Actual tables are a bit more complex, but I'm stuck here.
I was trying to write this for a singular record (and failed):
select i.ip, s.uniqueId
from SAMPLE_A s
join lateral (
select distinct ip
from SAMPLE_B i
where s.uniqueId = any(i.uniqueId)
-- ORDER BY random()
LIMIT s.SampleSz
) i on true
This throws an unmarshalling error. Even if it worked, it wouldn't solve my full issue, but I figured it was a first step.
***** UPDATE 1: Desired Result Set ***** I was going to do the result set as if the above tables are the entirety of the data set, but that really won't work (as it would show basically as if I just unnested the second table). So let's pretend that we are working (solely) with EVERY IP between 3.4.7.0 and 3.4.7.255; each has a record in SAMPLE_B with all 3 uniqueIds (1,2,3).

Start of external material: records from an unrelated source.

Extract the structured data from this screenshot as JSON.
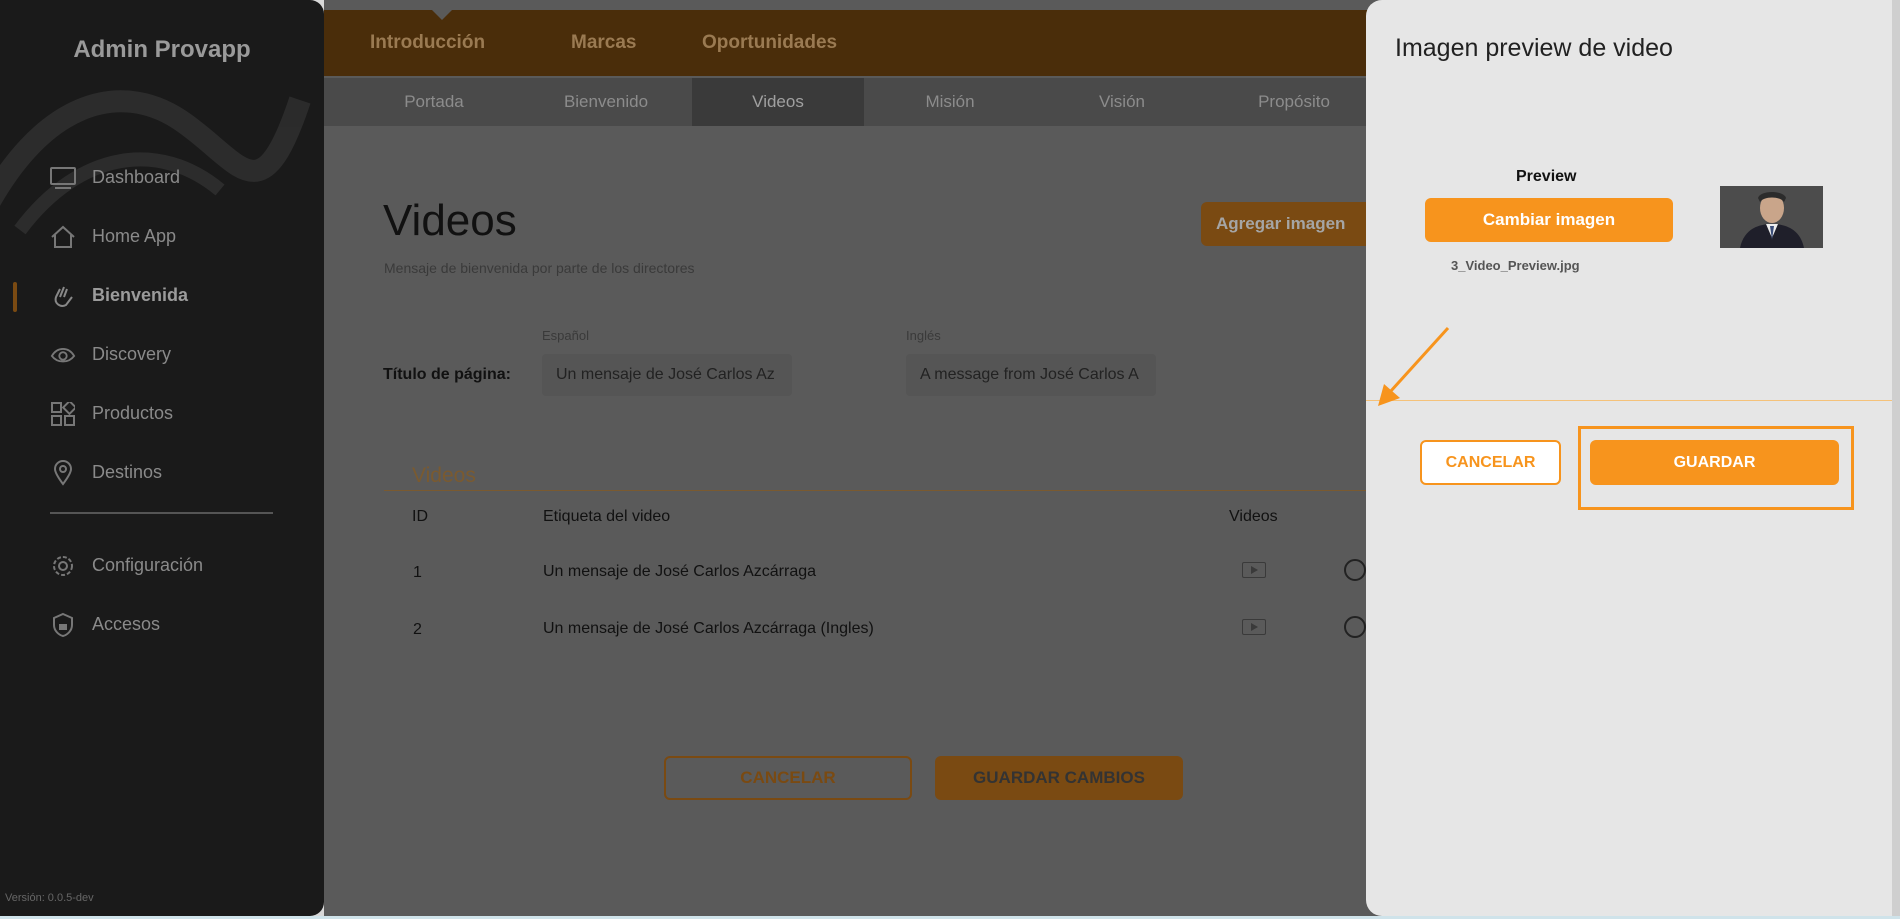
{
  "sidebar": {
    "brand": "Admin Provapp",
    "items": [
      {
        "label": "Dashboard",
        "icon": "monitor-icon"
      },
      {
        "label": "Home App",
        "icon": "home-icon"
      },
      {
        "label": "Bienvenida",
        "icon": "wave-hand-icon",
        "active": true
      },
      {
        "label": "Discovery",
        "icon": "eye-icon"
      },
      {
        "label": "Productos",
        "icon": "grid-icon"
      },
      {
        "label": "Destinos",
        "icon": "map-pin-icon"
      }
    ],
    "items2": [
      {
        "label": "Configuración",
        "icon": "gear-icon"
      },
      {
        "label": "Accesos",
        "icon": "shield-icon"
      }
    ],
    "version": "Versión: 0.0.5-dev"
  },
  "topnav": {
    "tabs": [
      "Introducción",
      "Marcas",
      "Oportunidades"
    ]
  },
  "subnav": {
    "tabs": [
      "Portada",
      "Bienvenido",
      "Videos",
      "Misión",
      "Visión",
      "Propósito"
    ],
    "active": "Videos"
  },
  "main": {
    "title": "Videos",
    "subtitle": "Mensaje de bienvenida por parte de los directores",
    "add_button": "Agregar imagen",
    "label_es": "Español",
    "label_en": "Inglés",
    "page_title_label": "Título de página:",
    "title_es": "Un mensaje de José Carlos Az",
    "title_en": "A message from José Carlos A",
    "section": "Videos",
    "table": {
      "headers": [
        "ID",
        "Etiqueta del video",
        "Videos"
      ],
      "rows": [
        {
          "id": "1",
          "label": "Un mensaje de José Carlos Azcárraga"
        },
        {
          "id": "2",
          "label": "Un mensaje de José Carlos Azcárraga (Ingles)"
        }
      ]
    },
    "cancel_button": "CANCELAR",
    "save_button": "GUARDAR CAMBIOS"
  },
  "modal": {
    "title": "Imagen preview de video",
    "preview_label": "Preview",
    "change_button": "Cambiar imagen",
    "filename": "3_Video_Preview.jpg",
    "cancel_button": "CANCELAR",
    "save_button": "GUARDAR"
  },
  "colors": {
    "accent": "#f7941d",
    "sidebar_bg": "#1a1a1a",
    "panel_bg": "#e6e6e6"
  }
}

For UniqueId 2, I would get the all 256 IPs (as it is less than the associated sample size (50,450). I would get 25 "random" records for 1. And for 3, I would get something like below (9 random records). Obviously, 2 will overlap completely (with 1&3); 1 & 3 could overlap each other on 0 to 9 records:
| IP | uniqueId |
| -------- | -------- |
| 3.4.7.25 | 3 |
| 3.4.7.5 | 3 |
| 3.4.7.7 | 3 |
| 3.4.7.8 | 3 |
| 3.4.7.84 | 3 |
| 3.4.7.61 | 3 |
| 3.4.7.112| 3 |
| 3.4.7.125| 3 |
| 3.4.7.194| 3 |
| 3.4.7.207| 3 |
| 3.4.7.11 | 3 |
| 3.4.7.8 | 1 |
| 3.4.7.1 | 1 |